Essas unidades utilizam um motor Cummins V8 de 295 hp, o que garante autonomia de 400 quilômetros ou nove horas de operação. Em deslocamento terrestre, chegam a 48 km/h, e em navegação atingem 15 km/h.
Modernização dos ACL-5: retomada das capacidades e novos sensores Garmin
Ao detalhar os trabalhos, Catania explicou à Zona Militar: “Sob a diretriz do atual Diretor de Engenheiros, foi determinada a recuperação das capacidades originais. Trouxemos quatro unidades que hoje estão no Batalhão 601, em Boulogne. Durante quase seis meses, estudamos como elas operavam e tivemos a primeira licitação. No meio do caminho, foi assinado um acordo entre o Ministério da Defesa e o Ministério da Segurança para reforçar a defesa no norte. Com esse acordo voltado ao patrulhamento, avaliamos que esse veículo pode circular por terra e por água, então é uma embarcação que precisava receber nova tecnologia. Foi instalado um radar de baixa altura, mas de grande profundidade, capaz de detectar até mesmo uma pessoa caminhando”.
Entre os recursos incorporados, o engenheiro afirmou que foi empregado um radar Garmin com adaptações específicas para a função, além da inclusão do Sistema de Identificação Automática (AIS), com registro junto à Prefectura Naval Argentina, permitindo operar dentro do sistema SAR com os alarmes correspondentes.
Também foi instalada uma ecossonda de alta precisão, ajustada para operações em rios. O equipamento foi testado na batimetria do Syncrolift do estaleiro Tandanor, onde possibilitou identificar a quantidade e a densidade do material que precisaria ser removido para a recuperação plena da capacidade.
Nesse contexto, Catania destacou ainda que os veículos receberam sirene, giroflex policial e megafone. Entre os principais itens citados estão o radar Garmin GMR Fantom 24x Black, o sistema AIS Garmin AIS 800 e a ecossonda Garmin GT51M-TH.
Cronograma e financiamento do projeto
O programa teve início em 2017, quando a atual gestão da Direção de Engenheiros decidiu recuperar o material, e hoje segue aguardando a liberação de financiamento. Já há uma licitação adjudicada para a recuperação de mais uma unidade, que permanece pendente da emissão da ordem de compra.

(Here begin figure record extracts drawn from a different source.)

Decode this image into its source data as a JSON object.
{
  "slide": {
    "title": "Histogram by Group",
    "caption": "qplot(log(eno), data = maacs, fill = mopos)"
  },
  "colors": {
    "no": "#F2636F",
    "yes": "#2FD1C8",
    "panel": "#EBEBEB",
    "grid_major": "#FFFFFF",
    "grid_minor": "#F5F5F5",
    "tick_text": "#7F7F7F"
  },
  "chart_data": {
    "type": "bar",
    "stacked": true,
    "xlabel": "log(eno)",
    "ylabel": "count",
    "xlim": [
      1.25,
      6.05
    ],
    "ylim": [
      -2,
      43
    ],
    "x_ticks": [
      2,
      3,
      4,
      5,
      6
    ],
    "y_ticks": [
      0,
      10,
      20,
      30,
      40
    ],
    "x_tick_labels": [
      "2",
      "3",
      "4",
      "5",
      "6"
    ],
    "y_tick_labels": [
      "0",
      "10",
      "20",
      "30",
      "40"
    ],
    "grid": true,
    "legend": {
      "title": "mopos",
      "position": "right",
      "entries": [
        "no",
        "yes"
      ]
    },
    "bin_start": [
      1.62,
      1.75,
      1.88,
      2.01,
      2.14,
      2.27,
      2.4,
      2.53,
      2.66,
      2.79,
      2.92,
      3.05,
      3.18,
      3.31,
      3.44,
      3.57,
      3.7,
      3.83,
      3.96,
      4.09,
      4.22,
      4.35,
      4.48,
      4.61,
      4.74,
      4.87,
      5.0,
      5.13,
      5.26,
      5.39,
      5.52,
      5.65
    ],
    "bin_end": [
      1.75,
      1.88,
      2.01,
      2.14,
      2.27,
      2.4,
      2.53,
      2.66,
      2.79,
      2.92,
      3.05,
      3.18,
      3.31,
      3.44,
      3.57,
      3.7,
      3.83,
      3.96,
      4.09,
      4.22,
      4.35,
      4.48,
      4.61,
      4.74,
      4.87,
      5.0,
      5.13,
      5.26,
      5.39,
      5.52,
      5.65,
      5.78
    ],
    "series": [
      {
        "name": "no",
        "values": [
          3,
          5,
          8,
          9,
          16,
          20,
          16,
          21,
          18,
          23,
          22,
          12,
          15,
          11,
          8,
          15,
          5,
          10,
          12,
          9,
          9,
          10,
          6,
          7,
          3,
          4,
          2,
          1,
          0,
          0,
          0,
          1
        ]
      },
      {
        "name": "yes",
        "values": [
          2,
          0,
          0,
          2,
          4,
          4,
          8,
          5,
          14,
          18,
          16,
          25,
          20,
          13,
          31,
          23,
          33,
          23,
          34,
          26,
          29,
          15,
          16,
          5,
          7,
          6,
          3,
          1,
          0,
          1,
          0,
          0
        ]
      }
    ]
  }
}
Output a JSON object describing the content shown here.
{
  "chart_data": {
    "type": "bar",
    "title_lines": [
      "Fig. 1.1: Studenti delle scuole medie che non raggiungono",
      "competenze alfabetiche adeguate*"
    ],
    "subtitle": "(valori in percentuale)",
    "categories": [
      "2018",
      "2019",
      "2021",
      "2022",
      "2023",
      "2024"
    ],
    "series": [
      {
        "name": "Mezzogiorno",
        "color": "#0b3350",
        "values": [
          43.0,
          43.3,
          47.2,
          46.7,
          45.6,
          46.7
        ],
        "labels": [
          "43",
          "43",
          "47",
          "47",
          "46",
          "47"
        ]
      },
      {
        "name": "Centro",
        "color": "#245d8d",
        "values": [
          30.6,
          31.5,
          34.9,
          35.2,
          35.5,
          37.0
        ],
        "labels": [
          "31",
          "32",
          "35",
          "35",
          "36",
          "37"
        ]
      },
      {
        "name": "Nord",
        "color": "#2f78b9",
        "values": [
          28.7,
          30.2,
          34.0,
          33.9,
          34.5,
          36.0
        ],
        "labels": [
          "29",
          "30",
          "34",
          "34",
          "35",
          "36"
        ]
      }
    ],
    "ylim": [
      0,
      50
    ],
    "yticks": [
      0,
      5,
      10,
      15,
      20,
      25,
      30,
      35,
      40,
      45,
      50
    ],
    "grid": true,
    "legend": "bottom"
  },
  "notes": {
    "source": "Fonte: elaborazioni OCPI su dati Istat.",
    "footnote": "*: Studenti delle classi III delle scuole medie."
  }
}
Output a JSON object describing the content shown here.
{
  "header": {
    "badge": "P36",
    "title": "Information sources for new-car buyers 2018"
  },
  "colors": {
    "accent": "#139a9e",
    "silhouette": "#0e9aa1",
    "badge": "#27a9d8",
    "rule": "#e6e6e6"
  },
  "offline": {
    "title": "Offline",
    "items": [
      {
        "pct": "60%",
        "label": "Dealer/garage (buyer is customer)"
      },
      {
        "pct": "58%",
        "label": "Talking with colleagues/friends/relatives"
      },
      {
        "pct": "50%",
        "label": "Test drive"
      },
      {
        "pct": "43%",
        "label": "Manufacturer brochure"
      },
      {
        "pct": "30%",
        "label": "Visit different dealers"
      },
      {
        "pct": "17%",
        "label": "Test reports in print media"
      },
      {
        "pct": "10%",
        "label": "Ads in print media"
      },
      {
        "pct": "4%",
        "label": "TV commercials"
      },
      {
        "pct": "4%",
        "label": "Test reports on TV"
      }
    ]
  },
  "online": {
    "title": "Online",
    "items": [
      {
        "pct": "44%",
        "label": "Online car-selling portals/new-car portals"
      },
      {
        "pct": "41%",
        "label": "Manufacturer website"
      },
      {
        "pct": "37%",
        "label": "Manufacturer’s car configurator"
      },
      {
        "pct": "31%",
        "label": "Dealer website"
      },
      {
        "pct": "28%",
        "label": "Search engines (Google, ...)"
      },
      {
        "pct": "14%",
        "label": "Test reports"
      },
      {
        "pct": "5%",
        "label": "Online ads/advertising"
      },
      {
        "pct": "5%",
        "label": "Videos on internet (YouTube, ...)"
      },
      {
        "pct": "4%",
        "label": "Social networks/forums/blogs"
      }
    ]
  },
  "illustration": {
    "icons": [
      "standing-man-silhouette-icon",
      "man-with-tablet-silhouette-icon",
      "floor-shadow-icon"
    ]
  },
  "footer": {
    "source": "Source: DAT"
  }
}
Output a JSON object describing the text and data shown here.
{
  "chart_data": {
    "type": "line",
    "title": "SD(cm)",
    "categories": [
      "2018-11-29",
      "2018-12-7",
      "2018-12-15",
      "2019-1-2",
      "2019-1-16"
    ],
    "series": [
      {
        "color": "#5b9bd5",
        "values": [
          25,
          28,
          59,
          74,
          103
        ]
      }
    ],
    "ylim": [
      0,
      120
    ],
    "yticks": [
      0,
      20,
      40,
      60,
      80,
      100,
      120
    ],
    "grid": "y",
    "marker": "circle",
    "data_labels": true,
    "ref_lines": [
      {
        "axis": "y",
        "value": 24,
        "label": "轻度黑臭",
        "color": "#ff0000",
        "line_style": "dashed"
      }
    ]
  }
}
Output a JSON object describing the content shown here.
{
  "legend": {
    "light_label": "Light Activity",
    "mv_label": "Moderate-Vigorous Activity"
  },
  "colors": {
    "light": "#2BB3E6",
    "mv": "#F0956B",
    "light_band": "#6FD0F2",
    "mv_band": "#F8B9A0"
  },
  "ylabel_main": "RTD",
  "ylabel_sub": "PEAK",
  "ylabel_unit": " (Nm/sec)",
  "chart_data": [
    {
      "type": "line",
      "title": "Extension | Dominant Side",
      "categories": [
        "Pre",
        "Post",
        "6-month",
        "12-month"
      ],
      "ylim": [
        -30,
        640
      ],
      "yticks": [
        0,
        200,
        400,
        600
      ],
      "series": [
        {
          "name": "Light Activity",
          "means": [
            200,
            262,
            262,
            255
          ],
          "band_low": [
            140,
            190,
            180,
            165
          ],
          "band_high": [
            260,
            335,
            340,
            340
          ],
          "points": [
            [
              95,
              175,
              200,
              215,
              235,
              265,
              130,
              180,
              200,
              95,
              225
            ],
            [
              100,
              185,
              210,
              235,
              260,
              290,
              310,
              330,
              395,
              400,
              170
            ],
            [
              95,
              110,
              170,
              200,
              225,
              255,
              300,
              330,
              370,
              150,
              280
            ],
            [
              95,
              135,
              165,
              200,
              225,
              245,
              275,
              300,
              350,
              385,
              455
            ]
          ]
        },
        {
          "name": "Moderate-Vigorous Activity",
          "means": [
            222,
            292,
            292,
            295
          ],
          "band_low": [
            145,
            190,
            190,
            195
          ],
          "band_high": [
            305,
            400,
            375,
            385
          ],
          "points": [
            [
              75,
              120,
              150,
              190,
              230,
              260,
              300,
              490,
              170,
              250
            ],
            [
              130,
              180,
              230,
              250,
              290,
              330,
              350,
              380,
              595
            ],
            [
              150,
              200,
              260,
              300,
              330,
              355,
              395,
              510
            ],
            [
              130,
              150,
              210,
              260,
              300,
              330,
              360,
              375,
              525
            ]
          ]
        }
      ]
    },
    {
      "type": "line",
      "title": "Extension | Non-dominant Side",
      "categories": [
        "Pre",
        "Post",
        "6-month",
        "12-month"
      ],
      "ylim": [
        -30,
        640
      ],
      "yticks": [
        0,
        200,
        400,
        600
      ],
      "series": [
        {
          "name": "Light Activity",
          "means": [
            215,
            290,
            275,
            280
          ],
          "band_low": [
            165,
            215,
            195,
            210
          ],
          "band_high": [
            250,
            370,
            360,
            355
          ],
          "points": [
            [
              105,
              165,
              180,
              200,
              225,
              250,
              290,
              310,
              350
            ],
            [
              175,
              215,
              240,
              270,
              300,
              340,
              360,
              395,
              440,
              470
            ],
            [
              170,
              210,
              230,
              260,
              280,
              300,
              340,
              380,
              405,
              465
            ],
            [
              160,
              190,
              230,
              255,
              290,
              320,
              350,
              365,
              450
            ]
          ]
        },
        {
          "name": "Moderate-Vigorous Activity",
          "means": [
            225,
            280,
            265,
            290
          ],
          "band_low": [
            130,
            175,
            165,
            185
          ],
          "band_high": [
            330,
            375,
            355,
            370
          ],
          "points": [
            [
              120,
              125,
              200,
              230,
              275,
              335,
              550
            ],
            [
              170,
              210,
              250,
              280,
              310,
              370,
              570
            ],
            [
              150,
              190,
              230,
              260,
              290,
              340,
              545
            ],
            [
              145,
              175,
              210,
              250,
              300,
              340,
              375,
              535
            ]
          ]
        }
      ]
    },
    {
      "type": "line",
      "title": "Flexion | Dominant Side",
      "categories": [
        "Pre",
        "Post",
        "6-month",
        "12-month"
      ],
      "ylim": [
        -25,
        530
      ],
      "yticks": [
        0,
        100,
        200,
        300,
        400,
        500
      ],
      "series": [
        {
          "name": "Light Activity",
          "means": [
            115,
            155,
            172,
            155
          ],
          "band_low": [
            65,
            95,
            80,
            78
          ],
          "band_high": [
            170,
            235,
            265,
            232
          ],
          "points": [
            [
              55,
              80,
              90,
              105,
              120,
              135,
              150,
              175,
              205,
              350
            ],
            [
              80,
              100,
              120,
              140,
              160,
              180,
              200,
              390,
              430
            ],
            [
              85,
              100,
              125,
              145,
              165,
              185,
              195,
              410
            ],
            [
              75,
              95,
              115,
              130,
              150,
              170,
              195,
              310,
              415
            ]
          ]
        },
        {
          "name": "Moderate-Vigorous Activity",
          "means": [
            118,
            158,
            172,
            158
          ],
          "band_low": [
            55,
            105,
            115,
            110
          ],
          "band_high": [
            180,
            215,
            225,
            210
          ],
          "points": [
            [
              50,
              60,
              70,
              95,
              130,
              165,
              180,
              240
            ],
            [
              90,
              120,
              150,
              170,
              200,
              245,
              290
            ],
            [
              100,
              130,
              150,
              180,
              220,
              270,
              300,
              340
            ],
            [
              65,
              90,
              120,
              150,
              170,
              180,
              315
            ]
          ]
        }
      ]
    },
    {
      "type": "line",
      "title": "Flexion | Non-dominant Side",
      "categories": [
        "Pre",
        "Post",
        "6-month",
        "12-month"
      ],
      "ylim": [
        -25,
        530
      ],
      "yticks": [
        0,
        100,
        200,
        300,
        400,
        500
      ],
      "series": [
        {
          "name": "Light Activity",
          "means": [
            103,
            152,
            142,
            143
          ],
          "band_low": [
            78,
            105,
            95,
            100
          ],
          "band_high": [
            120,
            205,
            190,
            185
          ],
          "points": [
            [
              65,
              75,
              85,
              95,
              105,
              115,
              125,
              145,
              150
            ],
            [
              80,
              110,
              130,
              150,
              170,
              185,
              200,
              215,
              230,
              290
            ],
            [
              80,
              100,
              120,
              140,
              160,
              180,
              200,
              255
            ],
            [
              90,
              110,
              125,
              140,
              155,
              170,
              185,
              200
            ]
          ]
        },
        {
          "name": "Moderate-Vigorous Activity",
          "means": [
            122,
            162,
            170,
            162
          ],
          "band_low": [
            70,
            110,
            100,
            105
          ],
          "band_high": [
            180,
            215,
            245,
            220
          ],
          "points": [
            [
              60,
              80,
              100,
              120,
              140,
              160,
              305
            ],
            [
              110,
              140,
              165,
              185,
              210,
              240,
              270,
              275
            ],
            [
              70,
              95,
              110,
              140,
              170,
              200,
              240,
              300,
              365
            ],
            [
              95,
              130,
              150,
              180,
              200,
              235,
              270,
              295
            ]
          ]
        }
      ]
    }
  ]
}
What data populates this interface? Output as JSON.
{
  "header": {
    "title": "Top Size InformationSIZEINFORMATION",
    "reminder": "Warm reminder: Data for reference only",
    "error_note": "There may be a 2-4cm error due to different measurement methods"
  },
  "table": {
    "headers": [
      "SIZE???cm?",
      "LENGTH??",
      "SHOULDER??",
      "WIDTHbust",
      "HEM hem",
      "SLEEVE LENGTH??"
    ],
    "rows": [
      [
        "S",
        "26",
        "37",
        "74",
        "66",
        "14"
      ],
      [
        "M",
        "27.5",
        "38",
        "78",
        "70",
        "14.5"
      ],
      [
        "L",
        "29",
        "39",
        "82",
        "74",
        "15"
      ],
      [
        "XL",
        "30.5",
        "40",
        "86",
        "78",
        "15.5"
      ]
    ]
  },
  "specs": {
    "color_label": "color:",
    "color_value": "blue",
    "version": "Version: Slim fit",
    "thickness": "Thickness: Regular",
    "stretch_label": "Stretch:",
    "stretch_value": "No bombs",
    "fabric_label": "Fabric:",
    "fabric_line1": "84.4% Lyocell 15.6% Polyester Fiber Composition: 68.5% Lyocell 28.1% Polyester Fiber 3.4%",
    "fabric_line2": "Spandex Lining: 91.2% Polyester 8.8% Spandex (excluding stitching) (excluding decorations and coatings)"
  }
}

Sobre as próximas etapas, Catania adiantou: “Esses veículos pertencem à arma de Engenheiros. A ideia é recuperar entre duas e três unidades por ano. Em paralelo, estamos trabalhando com a Escola de Capacitação de Engenheiros para que a cadeia de conhecimento não se perca. Para nós, é fundamental que esse tipo de trabalho, no qual o Estado investe uma grande quantidade de dinheiro, tenha continuidade ao longo do tempo. A ideia é criar um grande centro de capacitação em Constituyentes, onde possam ser formados os mecânicos que garantam a continuidade do projeto”.
Agradecemos ao engenheiro Víctor Catania por seu tempo e disponibilidade.